André Breton calificó su obra de surrealista y así quedó para la historia del arte. A ella, el bautizo la convenció al comienzo, pero a poco se dio cuenta que nada de lo suyo era sueño. Nunca pinté mis sueños. Pinté siempre mi propia realidad. Pero la historia siguió creyendo que todo ello era inventado. Y Frida Kahlo continúa siendo surrealista para el mundo.
Hay en toda su obra un sincretismo que conmueve. La tierra, lo popular en su más desnuda y candorosa formulación. Y lo otro: la intelectualización de los estados y de las pasiones; lo racional y a veces esquematizado de las ideologías.
El Museo Frida Kahlo, a partir de 1958, es un santuario al que llegan los que ansían ser bendecidos por Kahlo. El mito crece. El mito deforma. El mito semioculta la obra y pone en trance a su autora. Todo está preparado para el ritual. Cada visitante es un sacerdote. Y los peregrinajes no cesan.
Sólo tres muestras en vida bastaron para que su obra accediera a una inmortalidad profana. New York, París, México. Esta última, a un año de su muerte, fue seguramente el sello que su pintura requería para alcanzar ese estado singular y único que sólo el pueblo puede dar en sus voces. En sus proclamas.
Hospital Henry Ford (1932) es una de sus pinturas más crueles y bellas: la que denuncia la esterilidad de su vientre. Pero hay otros retratos igualmente filosos como puñal: Las dos Fridas (1939) y Sin esperanza (1945). En cada caso, por sobre lo autorreferencial, impacta ese sentido de vida/muerte que logra insuflar con sus pinceles. Con altura de canto; pero también, y en qué medida, con agudeza de alarido.
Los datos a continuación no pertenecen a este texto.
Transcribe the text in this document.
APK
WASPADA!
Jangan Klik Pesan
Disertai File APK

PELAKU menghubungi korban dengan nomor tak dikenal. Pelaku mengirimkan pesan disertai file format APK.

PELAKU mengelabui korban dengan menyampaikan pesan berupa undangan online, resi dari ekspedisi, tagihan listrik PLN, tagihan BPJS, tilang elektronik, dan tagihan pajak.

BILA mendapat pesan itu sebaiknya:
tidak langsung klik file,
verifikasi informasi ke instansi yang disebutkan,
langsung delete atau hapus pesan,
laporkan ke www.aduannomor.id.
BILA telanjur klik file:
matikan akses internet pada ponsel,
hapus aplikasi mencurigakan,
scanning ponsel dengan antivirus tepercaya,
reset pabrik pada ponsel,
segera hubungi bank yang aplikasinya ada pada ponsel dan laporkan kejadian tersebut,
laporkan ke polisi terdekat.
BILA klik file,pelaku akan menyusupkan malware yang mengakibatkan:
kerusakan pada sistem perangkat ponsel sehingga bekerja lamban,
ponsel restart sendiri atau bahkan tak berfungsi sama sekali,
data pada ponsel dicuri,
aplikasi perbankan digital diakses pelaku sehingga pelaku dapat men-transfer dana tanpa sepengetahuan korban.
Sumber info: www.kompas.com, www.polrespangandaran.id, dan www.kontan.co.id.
Rivera está en su sangre. Ella está en la sangre de Rivera. La vida los ha fundido en un ser bifronte. El arte piensa en el latido de cada uno: inconfundiblemente diferente, pero salido de un mismo fruto raigal.
Actuó en su propio e intransferible escenario. Se vistió apropiadamente para cada celebración familiar. Fue fiel a las convicciones, comenzando por componer su personaje.
Sin cálculos, pero sin ceder a lo que, en su conciencia, le cabía exigir y recibir por su talento.
El siglo XXI la ubica como una artista singular, que contemporaliza un ser y un estar americano. Su obra la acompaña y quizá es su sombra. Ella se yergue, mayestática, como un símbolo irredento de su México amado.
El 2008 fue año de su centenario, aunque ella, para ser fiel a la Revolución Mexicana y al comienzo del México moderno, aseguraba siempre que había nacido en 1910. Su sentido de la independencia la marcaba hasta en las últimas decisiones. Molesta del creciente americanismo que podía opacar los soles de su mexicanidad absoluta.